But, it certifies the quality; is recommended when you gift items.
Laxmi Vedula has never bought a piece of jewellery from anyone except her regular jeweller. "I once got cheated," recalls the Mumbaikar. "Since then, I have bought all jewellery from my regular local jeweller."
Soon, the likes of Vedula need not worry. With hallmarking of gold jewellery being made mandatory, buyers cannot be cheated on the quality of gold jewellery. A hallmark certifies the quality of a jewellery (gold and silver) against irregular quality of the metal.
According to the Bureau of Indian Standards (BIS), hallmarking is the accurate determination and official recording of the proportionate content of precious metal (gold or silver) in articles. It ensures 92 per cent purity of gold ornaments. Hallmarks are, thus, official marks used in many countries as a guarantee of purity or fineness of precious metal articles.
Jewellery hallmarking provides a third-party assurance — that a buyer is getting the right purity of gold or silver jewellery for the given price. "Many buyers get their jewellery re-checked by a third party — BIS — to confirm the purity of the piece," notes Ashok Minawala, former chairman of the Gems and Jewellery Trade Federation. "Now, the hallmark will be a certification for such individuals."
Many jewellers like Gitanjali Gems, Tanishq and Waman Hari Pethe already provide hallmarked jewellery. In 2007, hallmarking was made mandatory in four metro cities. "Last time," says Mehul Choksi, CMD of Gitanjali Gems, "it got deferred for other cities because not everyone had the right infrastructure to hallmark jewellery. This time they will make it mandatory for jewellers across the country."
Importantly, lack of proper infrastructure has made hallmarking expensive in India. This, in turn, pushes up your cost of jewellery — both readymade and customised ones.
Hallmarked jewellery also helps when you need to sell or exchange jewellery. Jewellery buyers are often told the piece of jewellery being bought is 22 carat. Only when selling or exchanging does the individual discover the jewellery piece was only 18 carat. Many lose money this way. Industry experts say this problem also arose due to the lack of suitable solders for high-carat jewellery, preferred in India. Higher the caratage, softer the metal, and it can bend or break easily. Such jewellery needs soldering and the solder alloys used are of a much lower caratage, leading to under-carating.
Then, there is adulteration by addition of too much alloy and selling gold or silver-coated articles with base metal cores.
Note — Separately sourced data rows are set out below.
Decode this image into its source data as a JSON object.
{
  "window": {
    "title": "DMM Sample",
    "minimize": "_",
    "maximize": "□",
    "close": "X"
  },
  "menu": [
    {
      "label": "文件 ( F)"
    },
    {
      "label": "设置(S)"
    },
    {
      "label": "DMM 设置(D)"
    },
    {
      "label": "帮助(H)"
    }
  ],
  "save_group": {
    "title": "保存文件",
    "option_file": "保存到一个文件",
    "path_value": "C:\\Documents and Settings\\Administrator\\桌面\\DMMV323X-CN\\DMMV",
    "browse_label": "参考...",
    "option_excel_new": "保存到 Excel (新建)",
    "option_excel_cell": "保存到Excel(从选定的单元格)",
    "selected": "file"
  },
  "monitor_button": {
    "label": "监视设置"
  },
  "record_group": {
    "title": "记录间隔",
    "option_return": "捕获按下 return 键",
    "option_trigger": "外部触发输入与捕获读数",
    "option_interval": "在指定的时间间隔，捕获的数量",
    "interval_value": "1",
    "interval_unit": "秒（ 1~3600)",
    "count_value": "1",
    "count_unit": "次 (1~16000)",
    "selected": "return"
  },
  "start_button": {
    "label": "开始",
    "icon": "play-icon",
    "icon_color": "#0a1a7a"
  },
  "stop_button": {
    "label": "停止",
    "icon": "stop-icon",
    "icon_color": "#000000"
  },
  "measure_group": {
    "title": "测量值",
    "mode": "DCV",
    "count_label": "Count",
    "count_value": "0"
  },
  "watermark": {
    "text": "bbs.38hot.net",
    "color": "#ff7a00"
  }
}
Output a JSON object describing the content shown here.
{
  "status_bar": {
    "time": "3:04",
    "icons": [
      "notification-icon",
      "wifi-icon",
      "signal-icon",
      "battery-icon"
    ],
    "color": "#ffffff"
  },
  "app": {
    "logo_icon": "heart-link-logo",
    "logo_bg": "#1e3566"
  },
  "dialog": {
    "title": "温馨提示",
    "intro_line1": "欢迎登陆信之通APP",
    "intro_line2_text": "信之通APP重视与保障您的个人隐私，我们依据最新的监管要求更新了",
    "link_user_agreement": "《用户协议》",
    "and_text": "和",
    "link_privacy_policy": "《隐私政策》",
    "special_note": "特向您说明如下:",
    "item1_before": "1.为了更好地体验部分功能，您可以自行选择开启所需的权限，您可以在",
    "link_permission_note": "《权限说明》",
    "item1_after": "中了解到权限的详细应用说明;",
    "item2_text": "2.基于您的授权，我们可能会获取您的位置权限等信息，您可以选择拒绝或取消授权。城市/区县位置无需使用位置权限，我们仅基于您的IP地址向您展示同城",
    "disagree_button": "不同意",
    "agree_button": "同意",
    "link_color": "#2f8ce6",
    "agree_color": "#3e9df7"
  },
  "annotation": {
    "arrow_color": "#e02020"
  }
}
These frauds still continue at least in the local jewellery market.
If you have not bought from the jeweller whom you approach for selling/exchanging, he will weigh the caratage, tally it with the hallmark and pay according to the weight. There are chances the weight then varies slightly from that when you had bought the jewellery, especially if you've worn it regularly.
Old jewellery can also be hallmarked. This is advisable if you are gifting, says Chandrakant Sanghavi, regional chairman (Gujarat), Gems & Jewellery Export Promotion Council.
You will have to approach a BIS-recognised assaying and hallmarking centre to get it done. At the centre, the jewellery will be checked for caratage and hallmarked accordingly.
This, even if you were told a different purity when you had bought it.
BIS-recognised assaying and hallmarking centres charge for hallmarking. It differs from piece to piece and according to weight.
"BIS-recognised centres have been advised to charge for gold Rs 18 an article and a minimum charge for a consignment shall be Rs 100," according to a BIS statement.
But, jewellers may charge you based on the type and weight of the jewellery.
"It should be Rs 10-15 for a gramme," says Choksi. This is exclusive of service tax and other charges.